In 1925, the city authorities of Milan launched a project for a new, larger building for the stocks exchange. Architect Paolo Mezzanotte began his design in 1927, and construction works began in 1929. The ruins of a Roman theatre were discovered during the excavations, and this delayed the construction. A plaque showing the map of those ruins is now affixed on one of the outer walls of the palace.
The building was completed in 1932. At its inauguration, it qualified as the most technologically advanced building in Italy; it was the first building to implement a single call button controlling several elevators, it had air conditioning, and housed the largest electric display of the times (in Italy) where stock quotations where updated in real time.

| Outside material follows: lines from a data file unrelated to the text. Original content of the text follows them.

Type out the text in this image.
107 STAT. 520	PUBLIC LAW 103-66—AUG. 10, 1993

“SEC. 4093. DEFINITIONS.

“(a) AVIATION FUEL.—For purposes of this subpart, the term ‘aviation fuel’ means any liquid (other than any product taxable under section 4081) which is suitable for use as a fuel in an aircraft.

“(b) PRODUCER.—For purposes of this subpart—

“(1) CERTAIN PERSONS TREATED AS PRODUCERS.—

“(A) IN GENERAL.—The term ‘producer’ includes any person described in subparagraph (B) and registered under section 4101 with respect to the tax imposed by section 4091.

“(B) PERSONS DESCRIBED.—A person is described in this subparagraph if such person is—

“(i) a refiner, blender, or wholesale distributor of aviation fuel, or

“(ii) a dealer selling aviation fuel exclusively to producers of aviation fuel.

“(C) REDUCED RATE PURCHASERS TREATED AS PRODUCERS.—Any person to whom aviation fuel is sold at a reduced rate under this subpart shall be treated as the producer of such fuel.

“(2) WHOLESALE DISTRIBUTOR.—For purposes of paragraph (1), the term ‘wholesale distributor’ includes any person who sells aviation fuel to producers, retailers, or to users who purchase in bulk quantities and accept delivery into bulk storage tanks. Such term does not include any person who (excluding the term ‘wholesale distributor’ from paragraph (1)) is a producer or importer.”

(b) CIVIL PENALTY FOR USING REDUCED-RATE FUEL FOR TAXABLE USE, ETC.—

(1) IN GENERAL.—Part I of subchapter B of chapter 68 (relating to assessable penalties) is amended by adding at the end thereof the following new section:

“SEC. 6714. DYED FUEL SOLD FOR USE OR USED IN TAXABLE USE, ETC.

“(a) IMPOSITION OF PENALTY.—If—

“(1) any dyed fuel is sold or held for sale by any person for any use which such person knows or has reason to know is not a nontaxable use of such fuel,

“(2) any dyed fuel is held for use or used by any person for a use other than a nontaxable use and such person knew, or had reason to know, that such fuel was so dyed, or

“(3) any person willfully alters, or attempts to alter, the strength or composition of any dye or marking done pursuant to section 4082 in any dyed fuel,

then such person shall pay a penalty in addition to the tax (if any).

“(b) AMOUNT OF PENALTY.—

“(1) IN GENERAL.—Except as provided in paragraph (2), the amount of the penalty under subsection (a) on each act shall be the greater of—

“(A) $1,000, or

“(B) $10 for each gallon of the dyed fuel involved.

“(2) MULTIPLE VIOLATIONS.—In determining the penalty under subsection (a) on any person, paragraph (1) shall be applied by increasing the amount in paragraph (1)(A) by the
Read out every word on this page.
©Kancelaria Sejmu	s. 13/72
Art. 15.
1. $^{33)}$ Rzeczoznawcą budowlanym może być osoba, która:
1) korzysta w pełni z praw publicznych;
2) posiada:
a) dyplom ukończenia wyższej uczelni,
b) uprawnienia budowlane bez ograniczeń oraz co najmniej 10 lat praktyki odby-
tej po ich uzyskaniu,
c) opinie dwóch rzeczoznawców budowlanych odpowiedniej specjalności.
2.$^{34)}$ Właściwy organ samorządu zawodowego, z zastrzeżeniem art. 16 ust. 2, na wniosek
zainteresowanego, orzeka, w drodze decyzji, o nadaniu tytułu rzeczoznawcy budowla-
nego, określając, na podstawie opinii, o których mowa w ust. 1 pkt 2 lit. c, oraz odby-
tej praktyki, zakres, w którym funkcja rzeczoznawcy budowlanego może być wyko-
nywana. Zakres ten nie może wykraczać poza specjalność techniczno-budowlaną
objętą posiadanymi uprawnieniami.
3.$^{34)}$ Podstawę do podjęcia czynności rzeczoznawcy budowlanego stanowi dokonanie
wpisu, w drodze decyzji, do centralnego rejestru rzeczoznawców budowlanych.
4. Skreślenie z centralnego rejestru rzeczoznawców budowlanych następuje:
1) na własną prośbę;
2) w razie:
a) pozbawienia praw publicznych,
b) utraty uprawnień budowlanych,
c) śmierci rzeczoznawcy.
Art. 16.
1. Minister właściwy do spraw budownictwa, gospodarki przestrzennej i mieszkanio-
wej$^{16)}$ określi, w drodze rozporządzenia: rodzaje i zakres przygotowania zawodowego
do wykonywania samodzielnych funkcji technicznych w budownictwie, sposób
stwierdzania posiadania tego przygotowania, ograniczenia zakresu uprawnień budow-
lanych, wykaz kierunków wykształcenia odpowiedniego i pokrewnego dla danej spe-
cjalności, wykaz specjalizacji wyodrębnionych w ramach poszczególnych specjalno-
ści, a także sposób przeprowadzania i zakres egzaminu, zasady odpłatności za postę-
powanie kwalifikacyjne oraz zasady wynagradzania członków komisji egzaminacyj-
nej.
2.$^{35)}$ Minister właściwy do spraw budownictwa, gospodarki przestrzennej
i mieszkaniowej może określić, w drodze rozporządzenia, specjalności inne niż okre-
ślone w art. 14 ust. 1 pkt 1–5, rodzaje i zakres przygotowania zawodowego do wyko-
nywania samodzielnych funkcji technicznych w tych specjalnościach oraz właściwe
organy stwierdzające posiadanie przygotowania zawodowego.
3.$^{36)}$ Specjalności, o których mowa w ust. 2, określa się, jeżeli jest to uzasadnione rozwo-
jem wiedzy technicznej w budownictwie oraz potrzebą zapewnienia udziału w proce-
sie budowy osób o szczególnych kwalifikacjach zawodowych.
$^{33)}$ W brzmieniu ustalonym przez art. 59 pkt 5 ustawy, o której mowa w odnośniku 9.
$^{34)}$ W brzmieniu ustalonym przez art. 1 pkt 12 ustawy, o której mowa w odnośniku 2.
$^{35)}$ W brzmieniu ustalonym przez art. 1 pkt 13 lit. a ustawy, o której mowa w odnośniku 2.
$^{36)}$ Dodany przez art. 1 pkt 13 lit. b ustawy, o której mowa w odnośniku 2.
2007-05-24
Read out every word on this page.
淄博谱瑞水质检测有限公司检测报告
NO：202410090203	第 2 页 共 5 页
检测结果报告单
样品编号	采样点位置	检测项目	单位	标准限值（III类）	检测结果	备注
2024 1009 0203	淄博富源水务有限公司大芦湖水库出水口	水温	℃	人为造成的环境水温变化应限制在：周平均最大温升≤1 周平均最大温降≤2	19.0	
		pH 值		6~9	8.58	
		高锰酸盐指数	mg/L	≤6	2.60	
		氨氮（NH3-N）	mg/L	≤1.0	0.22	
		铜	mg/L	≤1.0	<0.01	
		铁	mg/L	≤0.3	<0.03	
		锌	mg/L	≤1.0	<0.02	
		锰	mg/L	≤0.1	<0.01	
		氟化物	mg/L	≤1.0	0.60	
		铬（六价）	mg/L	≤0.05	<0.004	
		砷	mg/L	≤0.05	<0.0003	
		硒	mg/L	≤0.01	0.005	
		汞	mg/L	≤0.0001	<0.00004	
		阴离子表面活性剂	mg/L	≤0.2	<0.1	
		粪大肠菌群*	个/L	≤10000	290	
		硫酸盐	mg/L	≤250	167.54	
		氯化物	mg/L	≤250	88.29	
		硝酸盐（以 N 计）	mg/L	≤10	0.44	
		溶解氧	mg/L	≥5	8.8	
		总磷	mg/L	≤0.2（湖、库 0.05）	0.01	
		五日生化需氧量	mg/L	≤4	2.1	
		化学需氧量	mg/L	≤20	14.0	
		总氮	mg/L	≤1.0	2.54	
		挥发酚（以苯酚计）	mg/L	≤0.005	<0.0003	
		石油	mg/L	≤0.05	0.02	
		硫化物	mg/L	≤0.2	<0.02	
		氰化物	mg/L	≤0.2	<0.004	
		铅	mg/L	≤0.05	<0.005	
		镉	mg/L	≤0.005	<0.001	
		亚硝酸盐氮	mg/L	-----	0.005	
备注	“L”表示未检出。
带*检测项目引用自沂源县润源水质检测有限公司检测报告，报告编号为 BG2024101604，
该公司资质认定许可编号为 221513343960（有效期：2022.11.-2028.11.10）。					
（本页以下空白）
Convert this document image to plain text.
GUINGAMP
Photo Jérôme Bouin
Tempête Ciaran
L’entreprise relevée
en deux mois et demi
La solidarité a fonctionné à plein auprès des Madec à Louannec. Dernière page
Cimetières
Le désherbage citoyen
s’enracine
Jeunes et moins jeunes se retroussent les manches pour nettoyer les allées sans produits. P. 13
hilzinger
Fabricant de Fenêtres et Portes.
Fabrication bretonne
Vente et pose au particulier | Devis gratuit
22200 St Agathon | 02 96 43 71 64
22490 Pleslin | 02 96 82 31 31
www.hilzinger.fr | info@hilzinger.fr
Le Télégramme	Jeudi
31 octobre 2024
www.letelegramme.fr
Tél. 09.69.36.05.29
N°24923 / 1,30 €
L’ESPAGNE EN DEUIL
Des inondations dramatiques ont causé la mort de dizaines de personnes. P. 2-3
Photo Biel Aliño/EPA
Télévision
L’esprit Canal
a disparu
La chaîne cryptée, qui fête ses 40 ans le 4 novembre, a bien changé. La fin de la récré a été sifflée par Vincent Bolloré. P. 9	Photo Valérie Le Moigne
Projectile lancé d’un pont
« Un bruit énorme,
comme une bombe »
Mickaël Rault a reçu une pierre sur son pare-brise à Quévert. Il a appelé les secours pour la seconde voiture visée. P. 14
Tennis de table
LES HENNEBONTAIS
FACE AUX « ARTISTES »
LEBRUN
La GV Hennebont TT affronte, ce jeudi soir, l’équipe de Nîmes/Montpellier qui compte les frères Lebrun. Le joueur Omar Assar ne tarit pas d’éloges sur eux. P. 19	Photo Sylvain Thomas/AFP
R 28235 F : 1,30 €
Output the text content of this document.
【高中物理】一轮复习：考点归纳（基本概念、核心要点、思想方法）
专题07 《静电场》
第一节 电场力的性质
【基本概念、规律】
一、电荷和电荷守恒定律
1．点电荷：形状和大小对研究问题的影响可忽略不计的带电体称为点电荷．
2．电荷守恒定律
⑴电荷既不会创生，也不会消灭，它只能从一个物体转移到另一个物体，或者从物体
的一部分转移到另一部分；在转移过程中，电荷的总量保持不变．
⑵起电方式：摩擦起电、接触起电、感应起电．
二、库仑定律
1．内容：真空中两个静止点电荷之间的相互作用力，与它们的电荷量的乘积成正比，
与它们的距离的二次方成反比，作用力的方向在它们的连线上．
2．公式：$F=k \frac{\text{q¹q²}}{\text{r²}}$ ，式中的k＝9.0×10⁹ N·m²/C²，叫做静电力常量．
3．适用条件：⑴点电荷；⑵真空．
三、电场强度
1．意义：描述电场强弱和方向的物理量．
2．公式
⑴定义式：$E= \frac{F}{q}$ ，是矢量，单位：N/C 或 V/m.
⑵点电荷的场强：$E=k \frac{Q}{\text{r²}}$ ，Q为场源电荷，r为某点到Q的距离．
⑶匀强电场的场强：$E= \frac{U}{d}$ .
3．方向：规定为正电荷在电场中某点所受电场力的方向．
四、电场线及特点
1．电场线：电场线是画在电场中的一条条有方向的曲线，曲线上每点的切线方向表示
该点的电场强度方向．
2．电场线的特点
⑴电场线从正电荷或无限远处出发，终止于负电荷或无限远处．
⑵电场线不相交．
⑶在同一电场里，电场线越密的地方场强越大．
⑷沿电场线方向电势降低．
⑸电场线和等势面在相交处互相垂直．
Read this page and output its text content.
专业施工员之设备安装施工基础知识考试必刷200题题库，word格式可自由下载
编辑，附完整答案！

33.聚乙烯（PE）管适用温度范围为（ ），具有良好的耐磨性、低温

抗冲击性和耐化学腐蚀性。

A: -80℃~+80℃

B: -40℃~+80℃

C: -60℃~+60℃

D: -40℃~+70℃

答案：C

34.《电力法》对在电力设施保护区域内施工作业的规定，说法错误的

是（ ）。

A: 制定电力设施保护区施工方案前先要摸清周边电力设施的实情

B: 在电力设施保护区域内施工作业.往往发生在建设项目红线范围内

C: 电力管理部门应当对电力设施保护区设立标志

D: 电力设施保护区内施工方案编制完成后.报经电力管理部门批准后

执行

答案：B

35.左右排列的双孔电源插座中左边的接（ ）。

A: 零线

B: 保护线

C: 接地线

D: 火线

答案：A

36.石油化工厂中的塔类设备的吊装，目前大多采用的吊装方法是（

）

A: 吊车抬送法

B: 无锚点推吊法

The building has a monumental, 36 m high facade, in a style that mixes 20th-century architecture and Neoclassicism; it is realized in marble and travertine and decorated with sculptures by Leone Lodi and Geminiano Cibau.
The main room of the Palace, called "sala delle grida" ("cries room") as businessmen would shout their offers to buy and sell, is lighted by a large net, affixed to the ceiling, which reproduces the constellations in the celestial sphere. Since the 1990s, all business is done remotely via the network, and the room has lost its original function; it is now mostly used to house conferences.